Submitted on Dec 4th 2023 at 11:54:01 UTC by @copperscrewer for Boost | DeGate
Report ID: #26516
Report type: Smart Contract
Report severity: Insight
Target: https://etherscan.io/address/0x2028834B2c0A36A918c10937EeA71BE4f932da52#code
Impacts:
- Multisig Contract can rendered unusable
Gnosis multisig, has 6 owners and 4 required signatures In the event of removing two owners, There would be 4 owners and 4 required signatures.
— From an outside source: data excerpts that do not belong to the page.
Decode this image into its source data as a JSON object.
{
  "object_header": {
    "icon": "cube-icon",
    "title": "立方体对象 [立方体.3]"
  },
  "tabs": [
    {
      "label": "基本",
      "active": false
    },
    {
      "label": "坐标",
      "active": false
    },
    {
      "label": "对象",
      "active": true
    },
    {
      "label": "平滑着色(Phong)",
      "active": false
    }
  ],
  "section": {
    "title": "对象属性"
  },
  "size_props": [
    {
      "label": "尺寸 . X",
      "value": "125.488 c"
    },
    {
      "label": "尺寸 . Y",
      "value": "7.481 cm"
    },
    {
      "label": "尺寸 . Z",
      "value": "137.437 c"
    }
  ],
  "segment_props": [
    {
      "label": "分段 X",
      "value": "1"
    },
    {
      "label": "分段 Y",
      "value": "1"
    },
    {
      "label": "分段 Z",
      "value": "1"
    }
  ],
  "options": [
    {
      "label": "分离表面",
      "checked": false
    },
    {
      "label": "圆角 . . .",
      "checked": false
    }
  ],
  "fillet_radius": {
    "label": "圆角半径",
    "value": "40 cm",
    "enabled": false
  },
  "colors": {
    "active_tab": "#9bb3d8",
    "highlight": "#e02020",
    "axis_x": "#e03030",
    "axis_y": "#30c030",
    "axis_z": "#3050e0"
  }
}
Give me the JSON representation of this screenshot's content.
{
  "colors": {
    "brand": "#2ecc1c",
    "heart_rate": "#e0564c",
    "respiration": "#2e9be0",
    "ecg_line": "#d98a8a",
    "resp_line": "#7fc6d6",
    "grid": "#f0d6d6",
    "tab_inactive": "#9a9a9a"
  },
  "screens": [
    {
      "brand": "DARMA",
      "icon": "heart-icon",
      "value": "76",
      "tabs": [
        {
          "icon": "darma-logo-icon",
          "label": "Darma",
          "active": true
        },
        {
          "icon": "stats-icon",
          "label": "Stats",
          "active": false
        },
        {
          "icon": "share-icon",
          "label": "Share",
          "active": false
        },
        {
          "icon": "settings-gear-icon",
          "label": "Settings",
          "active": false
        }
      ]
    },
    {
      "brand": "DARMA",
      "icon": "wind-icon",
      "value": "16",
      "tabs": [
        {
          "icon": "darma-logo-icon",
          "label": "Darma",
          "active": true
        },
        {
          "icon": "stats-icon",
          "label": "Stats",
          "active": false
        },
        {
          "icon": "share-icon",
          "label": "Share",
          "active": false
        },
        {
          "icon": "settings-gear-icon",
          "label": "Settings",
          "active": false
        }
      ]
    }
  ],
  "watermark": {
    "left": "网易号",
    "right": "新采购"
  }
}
If replaceOwner was done with the zero address, The required signatures will stay to be 4 while an Owner becomes the 0 address leading to an unusable Gnosis multisig Contract
Gnosis Multisig cannot execute any transaction, cannot add, remove Owners as the contract becomes unusable
Difficulty to Exploit: Easy Weakness: CVSS2 Score: Overall CVSS Score 6.9
Add a notNull modifier to replaceOwner
As we are testing the Gnosis Multisig, that works independently to the L2 contracts, we can test just this contract while replicating the Owners and required state.
Create an empty folder.
npx hardhat init
To create a project with directories like contracts, test
copy paste contract code from https://etherscan.io/address/0x2028834B2c0A36A918c10937EeA71BE4f932da52?utm_source=immunefi#code
to gnosis.sol in contracts folder
change compiler version or directly paste this in module exports in hardhat config.js
This is done since the Gnosis multisig contract uses an old version of solidity
solidity: { compilers: [ { version: "0.4.22", }, { version: "0.8.19", settings: {}, }, ], },
paste following test script in test folder
const {ethers} = require("hardhat")
const {expect, assert} = require("chai")
var gnosis
let owners, deployer
describe("ReplaceOwner bug", function()
{
before(async function(){
owners = (await ethers.getSigners()).slice(0,6)
deployer = owners[0]
})
context("Setup Contract (4/6 multisig) ", () => {
it("Should deploy with 6 owners, 4 required ", async function(){
let gnosisF = await ethers.getContractFactory("MultiSigWallet", deployer)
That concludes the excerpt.